As far as their inner circle knew, they split on good terms, agreeing to swap friendship for the love they cultivated over the course of three years. The truth was more complicated. It was a mess of leases, a great location and lingering attraction on both sides. Until one day it wasn’t.
Enter Gracia Martinez with her perfect posture, comely looks and ideal parentage, and if that wasn’t bad enough, Maes was honestly smitten by her. Roy knew that look even though he tried not to see it. And finally, on a late November afternoon, Roy came home to a sullen Maes, sitting in their living room looking like he finally had something to say about the elephant in their condo.
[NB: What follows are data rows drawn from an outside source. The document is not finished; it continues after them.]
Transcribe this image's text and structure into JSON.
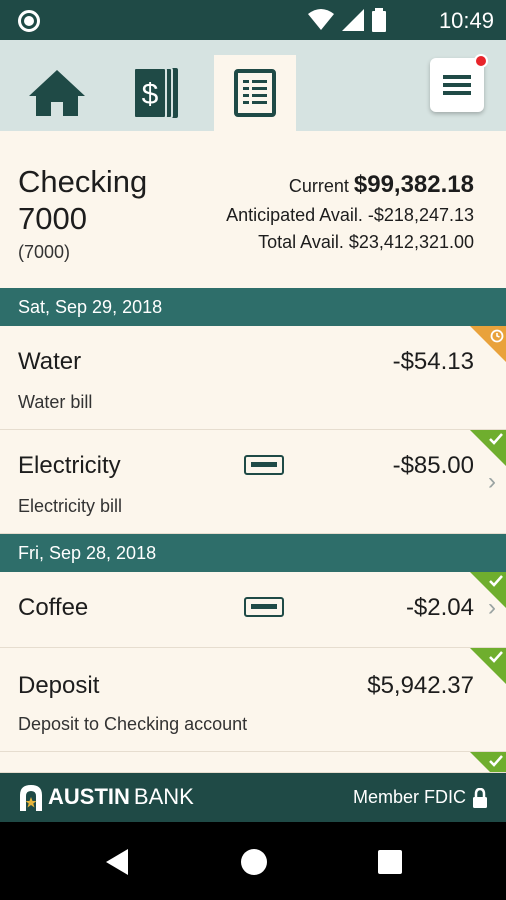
{
  "status_bar": {
    "time": "10:49"
  },
  "toolbar": {
    "tabs": [
      {
        "name": "home",
        "icon": "home-icon"
      },
      {
        "name": "accounts",
        "icon": "dollar-bills-icon"
      },
      {
        "name": "transactions",
        "icon": "document-list-icon",
        "active": true
      }
    ],
    "menu_icon": "hamburger-menu-icon"
  },
  "account": {
    "name_line1": "Checking",
    "name_line2": "7000",
    "number": "(7000)",
    "current_label": "Current",
    "current_value": "$99,382.18",
    "anticipated_label": "Anticipated Avail.",
    "anticipated_value": "-$218,247.13",
    "total_label": "Total Avail.",
    "total_value": "$23,412,321.00"
  },
  "groups": [
    {
      "date": "Sat, Sep 29, 2018",
      "transactions": [
        {
          "name": "Water",
          "description": "Water bill",
          "amount": "-$54.13",
          "status": "pending"
        },
        {
          "name": "Electricity",
          "description": "Electricity bill",
          "amount": "-$85.00",
          "status": "cleared",
          "has_card": true
        }
      ]
    },
    {
      "date": "Fri, Sep 28, 2018",
      "transactions": [
        {
          "name": "Coffee",
          "description": "",
          "amount": "-$2.04",
          "status": "cleared",
          "has_card": true
        },
        {
          "name": "Deposit",
          "description": "Deposit to Checking account",
          "amount": "$5,942.37",
          "status": "cleared"
        }
      ]
    }
  ],
  "footer": {
    "logo_word1": "AUSTIN",
    "logo_word2": "BANK",
    "fdic": "Member FDIC"
  },
  "colors": {
    "primary_dark": "#1f4a46",
    "date_bar": "#2e6e6a",
    "cleared": "#6fae2e",
    "pending": "#e9a23b",
    "background": "#fcf6ec"
  }
}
“You had to know this was coming,” Maes stated solemnly after the initial awkwardness of his overdue declaration. His words pried open a wound left by their breakup that had never properly healed. “It’s not that Gracia doesn’t trust you and I living together as friends, it’s just-”
“Gracia doesn’t trust you living with anyone you used to fuck,” Roy bitterly interjected. The space between the two roommates on the sectional uncomfortably widened. As usual, Maes stood his ground while Roy lashed out.